Federal investigators said the duck boat that sank in Branson, Missouri, killing 17 people July 19, was plying Lake Table Rock in weather conditions similar to those of a hurricane, with winds of 73 mph and waves potentially cresting at 6 feet.
The National Transportation Safety Board (NTSB), which is leading the investigation of the deadly capsizing, said in a press conference Saturday that one major aspect of the probe is focused on how Ride the Ducks Branson, the company that owns and operates the amphibious boats, uses weather information.
Various reports indicate that two duck boat tours went into the lake at least 20 minutes after warnings of severe weather for the area were issued.
“We’re investigating and trying to understand how Ride the Ducks used weather information,” NTSB investigator Earl Weener told the press. “That information was available in the offices from what we understand. We want to understand how that information was passed on to people who made the decisions to go out at that time.”
Ride the Ducks Branson is cooperating with the federal probe and provided the NTSB with another duck boat that investigators could use to see how the vessel was operated and how passengers might have been arranged.

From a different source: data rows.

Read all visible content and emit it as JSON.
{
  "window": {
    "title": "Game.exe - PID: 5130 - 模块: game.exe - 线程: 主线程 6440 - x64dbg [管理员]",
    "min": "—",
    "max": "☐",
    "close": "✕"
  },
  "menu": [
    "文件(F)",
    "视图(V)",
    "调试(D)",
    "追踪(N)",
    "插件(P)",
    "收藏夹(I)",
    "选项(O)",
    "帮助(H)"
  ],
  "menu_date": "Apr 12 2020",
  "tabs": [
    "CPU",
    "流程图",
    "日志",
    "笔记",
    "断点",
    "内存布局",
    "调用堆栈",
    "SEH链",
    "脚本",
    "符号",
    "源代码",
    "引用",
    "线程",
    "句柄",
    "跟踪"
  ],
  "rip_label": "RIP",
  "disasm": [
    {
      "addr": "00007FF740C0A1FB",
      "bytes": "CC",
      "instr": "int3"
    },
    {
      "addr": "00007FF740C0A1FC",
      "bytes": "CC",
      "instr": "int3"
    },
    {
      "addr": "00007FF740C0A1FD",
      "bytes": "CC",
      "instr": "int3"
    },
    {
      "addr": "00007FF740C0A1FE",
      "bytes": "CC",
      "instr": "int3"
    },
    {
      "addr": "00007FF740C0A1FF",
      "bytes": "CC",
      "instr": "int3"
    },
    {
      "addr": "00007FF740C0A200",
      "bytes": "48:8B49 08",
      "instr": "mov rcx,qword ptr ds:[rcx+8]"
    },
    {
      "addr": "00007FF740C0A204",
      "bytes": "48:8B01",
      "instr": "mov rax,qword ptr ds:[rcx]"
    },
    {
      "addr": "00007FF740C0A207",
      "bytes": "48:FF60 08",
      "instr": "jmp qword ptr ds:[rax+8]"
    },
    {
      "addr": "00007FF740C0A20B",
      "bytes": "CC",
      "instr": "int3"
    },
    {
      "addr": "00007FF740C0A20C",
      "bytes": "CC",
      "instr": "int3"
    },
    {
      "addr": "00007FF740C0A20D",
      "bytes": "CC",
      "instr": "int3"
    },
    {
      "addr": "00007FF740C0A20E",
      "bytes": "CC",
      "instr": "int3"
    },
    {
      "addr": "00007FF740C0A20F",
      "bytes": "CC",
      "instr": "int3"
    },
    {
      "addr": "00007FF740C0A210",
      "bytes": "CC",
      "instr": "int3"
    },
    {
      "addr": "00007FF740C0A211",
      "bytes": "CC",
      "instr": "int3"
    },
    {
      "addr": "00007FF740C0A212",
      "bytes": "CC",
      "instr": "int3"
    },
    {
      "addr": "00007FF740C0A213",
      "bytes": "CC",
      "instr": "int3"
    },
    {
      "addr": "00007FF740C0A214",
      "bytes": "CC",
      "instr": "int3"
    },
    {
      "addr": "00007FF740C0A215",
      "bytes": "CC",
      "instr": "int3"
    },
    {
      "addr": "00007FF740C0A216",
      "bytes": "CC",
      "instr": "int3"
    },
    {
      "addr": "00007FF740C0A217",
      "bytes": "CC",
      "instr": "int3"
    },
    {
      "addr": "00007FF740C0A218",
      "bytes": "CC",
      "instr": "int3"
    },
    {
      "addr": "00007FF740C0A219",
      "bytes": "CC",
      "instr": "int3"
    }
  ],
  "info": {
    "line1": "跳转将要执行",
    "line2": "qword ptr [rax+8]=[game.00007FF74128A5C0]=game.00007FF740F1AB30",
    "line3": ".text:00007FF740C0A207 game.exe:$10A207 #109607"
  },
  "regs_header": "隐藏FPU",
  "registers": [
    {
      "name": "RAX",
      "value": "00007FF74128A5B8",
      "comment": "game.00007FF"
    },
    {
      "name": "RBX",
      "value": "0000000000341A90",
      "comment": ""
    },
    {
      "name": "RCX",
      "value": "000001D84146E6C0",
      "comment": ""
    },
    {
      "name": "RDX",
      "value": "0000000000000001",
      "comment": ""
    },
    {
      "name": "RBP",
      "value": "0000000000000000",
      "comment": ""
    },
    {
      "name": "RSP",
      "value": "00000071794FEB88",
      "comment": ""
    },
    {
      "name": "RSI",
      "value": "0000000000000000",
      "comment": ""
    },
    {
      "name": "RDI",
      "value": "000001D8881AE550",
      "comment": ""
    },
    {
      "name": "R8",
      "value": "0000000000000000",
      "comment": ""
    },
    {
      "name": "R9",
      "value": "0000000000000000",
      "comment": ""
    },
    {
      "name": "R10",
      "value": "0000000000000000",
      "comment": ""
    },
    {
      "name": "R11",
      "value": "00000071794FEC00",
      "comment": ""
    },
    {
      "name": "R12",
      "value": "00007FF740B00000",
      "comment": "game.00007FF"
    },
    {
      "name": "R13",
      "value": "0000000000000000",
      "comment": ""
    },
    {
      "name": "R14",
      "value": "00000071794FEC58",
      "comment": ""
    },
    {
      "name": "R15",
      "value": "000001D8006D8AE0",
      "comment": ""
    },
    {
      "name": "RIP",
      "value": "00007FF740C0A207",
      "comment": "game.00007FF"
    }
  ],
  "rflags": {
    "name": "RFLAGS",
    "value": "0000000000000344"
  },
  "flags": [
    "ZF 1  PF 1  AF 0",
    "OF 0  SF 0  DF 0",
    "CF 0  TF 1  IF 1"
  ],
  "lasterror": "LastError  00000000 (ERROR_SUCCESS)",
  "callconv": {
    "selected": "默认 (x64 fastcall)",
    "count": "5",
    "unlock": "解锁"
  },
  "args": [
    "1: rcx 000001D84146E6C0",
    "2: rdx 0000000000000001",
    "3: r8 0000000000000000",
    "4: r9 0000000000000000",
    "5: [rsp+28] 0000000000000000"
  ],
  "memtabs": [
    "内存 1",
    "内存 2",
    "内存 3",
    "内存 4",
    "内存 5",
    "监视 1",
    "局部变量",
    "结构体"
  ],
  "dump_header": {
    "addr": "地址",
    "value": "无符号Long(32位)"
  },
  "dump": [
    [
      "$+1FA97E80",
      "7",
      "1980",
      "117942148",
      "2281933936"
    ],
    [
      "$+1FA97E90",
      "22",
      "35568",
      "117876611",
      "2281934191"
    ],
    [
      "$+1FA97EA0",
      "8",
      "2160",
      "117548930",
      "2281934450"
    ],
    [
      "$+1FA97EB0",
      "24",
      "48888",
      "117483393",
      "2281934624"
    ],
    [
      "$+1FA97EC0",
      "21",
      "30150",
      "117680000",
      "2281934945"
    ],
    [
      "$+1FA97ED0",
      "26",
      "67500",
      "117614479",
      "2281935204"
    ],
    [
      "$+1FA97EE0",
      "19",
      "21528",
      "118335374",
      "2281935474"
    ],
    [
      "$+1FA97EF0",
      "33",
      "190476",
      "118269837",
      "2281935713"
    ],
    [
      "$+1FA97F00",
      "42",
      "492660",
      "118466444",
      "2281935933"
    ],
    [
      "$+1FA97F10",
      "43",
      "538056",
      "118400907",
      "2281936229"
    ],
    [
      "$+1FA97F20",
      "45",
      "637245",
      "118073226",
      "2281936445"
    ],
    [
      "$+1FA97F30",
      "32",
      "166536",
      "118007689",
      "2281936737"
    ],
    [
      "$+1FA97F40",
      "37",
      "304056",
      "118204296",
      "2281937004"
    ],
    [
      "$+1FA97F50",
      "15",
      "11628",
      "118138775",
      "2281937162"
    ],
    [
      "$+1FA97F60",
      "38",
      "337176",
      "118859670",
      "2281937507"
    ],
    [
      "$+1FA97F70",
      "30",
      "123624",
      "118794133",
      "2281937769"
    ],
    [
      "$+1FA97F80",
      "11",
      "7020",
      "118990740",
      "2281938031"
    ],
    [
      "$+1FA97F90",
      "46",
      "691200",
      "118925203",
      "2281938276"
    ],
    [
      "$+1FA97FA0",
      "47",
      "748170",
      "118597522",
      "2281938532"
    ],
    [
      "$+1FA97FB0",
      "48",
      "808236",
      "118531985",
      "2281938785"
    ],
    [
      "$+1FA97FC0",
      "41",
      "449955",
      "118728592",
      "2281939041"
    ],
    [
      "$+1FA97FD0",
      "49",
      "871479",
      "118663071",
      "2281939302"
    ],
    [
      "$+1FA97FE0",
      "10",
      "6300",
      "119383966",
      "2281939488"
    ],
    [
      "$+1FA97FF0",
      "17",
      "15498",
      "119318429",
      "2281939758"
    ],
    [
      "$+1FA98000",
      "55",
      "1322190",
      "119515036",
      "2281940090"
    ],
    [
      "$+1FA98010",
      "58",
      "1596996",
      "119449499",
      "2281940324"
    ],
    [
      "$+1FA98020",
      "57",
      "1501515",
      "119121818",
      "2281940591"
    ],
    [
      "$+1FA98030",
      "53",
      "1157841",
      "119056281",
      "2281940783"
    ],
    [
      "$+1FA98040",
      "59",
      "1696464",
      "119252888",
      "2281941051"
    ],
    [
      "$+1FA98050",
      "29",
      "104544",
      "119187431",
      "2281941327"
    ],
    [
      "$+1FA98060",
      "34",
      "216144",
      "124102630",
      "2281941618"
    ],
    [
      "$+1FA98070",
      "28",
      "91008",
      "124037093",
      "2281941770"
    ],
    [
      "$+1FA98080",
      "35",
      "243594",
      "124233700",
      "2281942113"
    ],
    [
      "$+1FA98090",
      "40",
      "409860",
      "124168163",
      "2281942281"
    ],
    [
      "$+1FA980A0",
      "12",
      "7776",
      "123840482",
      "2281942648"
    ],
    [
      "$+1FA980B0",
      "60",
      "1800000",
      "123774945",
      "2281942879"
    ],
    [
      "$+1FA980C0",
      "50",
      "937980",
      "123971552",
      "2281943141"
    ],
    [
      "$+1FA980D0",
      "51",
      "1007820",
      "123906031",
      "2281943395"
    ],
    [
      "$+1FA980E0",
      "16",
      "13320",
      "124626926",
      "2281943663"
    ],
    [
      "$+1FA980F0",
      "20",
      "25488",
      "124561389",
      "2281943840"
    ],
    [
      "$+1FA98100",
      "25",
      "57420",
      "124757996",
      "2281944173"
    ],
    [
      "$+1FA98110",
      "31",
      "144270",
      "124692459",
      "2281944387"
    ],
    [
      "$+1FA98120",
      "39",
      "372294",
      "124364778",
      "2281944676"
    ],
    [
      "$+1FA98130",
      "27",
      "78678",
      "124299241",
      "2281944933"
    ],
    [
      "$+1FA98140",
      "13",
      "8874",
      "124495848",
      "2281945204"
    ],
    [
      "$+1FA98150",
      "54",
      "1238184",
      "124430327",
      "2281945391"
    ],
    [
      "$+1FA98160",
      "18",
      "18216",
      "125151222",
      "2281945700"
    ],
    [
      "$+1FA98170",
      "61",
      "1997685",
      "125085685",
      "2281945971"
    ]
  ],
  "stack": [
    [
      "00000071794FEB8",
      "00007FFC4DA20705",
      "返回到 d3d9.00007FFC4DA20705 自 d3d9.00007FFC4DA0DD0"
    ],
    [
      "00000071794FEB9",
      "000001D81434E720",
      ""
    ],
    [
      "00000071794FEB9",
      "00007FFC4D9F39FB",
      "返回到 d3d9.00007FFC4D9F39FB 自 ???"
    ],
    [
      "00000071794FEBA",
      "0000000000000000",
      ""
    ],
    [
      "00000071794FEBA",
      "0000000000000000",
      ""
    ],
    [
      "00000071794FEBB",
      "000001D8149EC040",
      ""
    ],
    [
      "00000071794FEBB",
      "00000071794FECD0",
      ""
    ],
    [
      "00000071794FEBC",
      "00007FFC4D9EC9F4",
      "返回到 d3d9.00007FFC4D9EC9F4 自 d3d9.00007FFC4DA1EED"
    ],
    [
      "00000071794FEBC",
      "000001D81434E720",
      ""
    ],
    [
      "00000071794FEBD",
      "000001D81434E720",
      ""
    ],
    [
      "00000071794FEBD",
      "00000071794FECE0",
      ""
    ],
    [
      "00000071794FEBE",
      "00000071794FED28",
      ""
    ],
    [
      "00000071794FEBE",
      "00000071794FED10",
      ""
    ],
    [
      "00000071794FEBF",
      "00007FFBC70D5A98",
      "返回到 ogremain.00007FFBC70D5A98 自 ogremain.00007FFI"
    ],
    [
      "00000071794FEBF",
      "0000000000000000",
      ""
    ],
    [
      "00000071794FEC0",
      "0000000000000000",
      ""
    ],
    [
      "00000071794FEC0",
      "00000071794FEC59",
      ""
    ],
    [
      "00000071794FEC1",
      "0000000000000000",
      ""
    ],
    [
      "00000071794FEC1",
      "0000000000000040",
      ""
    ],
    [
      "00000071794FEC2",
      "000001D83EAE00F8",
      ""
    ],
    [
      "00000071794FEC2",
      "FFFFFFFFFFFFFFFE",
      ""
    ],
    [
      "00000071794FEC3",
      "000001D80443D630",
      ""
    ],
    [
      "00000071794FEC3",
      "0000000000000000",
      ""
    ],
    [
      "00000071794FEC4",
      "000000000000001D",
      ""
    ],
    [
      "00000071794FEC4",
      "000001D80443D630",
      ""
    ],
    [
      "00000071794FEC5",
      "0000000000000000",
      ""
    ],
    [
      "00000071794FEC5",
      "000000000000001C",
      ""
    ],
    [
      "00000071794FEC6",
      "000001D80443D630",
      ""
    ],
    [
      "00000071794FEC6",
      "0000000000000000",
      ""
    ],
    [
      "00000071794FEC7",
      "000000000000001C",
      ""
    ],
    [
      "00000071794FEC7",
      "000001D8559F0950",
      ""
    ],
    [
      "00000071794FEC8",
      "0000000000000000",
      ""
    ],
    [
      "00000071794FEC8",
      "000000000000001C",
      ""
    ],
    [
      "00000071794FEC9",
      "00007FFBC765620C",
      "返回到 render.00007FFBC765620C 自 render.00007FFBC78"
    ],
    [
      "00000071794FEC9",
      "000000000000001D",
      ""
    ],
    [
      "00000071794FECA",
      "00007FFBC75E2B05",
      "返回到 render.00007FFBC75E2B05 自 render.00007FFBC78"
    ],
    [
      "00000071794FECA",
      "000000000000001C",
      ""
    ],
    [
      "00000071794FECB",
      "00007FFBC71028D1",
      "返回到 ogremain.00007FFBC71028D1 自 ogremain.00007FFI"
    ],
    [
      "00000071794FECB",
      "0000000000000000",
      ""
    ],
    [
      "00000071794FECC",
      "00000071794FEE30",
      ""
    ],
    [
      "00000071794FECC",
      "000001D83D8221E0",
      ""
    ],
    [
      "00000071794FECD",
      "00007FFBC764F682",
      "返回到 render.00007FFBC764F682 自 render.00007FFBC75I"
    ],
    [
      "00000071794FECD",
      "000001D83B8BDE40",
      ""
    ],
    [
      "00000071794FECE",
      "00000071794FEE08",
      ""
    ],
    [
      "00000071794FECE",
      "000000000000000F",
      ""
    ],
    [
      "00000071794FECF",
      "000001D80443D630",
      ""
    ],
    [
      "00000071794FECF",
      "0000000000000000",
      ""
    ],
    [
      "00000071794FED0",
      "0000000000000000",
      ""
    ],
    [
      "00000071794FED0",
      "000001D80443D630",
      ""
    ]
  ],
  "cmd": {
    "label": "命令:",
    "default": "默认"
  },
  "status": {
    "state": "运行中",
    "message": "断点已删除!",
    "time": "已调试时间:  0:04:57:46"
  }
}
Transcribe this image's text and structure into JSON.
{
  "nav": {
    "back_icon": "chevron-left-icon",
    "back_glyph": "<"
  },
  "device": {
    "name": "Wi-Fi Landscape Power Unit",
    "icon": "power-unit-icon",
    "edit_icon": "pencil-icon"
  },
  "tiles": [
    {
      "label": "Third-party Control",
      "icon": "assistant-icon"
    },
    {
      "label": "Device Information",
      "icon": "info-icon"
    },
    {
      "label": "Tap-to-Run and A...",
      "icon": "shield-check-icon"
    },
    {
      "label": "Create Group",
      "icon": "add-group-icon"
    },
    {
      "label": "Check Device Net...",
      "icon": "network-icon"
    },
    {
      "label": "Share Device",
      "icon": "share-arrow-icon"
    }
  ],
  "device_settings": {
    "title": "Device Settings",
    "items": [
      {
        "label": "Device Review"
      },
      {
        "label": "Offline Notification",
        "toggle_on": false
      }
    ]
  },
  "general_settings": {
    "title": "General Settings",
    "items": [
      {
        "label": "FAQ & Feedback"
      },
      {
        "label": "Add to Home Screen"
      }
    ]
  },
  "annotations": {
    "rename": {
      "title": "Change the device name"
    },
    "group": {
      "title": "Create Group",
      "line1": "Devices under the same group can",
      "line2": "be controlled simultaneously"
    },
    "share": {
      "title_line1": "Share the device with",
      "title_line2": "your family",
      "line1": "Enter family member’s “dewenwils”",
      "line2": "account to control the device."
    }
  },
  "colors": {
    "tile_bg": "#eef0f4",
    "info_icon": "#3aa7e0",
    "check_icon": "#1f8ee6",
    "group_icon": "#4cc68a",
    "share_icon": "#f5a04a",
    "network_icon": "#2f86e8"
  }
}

The NTSB is also seeking a number of documents from the boat tour company, including inspections records, various certifications, maintenance reports, training records, and any records of past safety incidents.
Mr. Weener told the press that divers recovered the duck boat’s data recorder and had obtained video surveillance of the capsizing and sinking from other boats in the vicinity at the time.
More than 40 people have died in duck boat accidents and sinkings in the U.S. and Canada since 1999, including the 17 who died in Branson.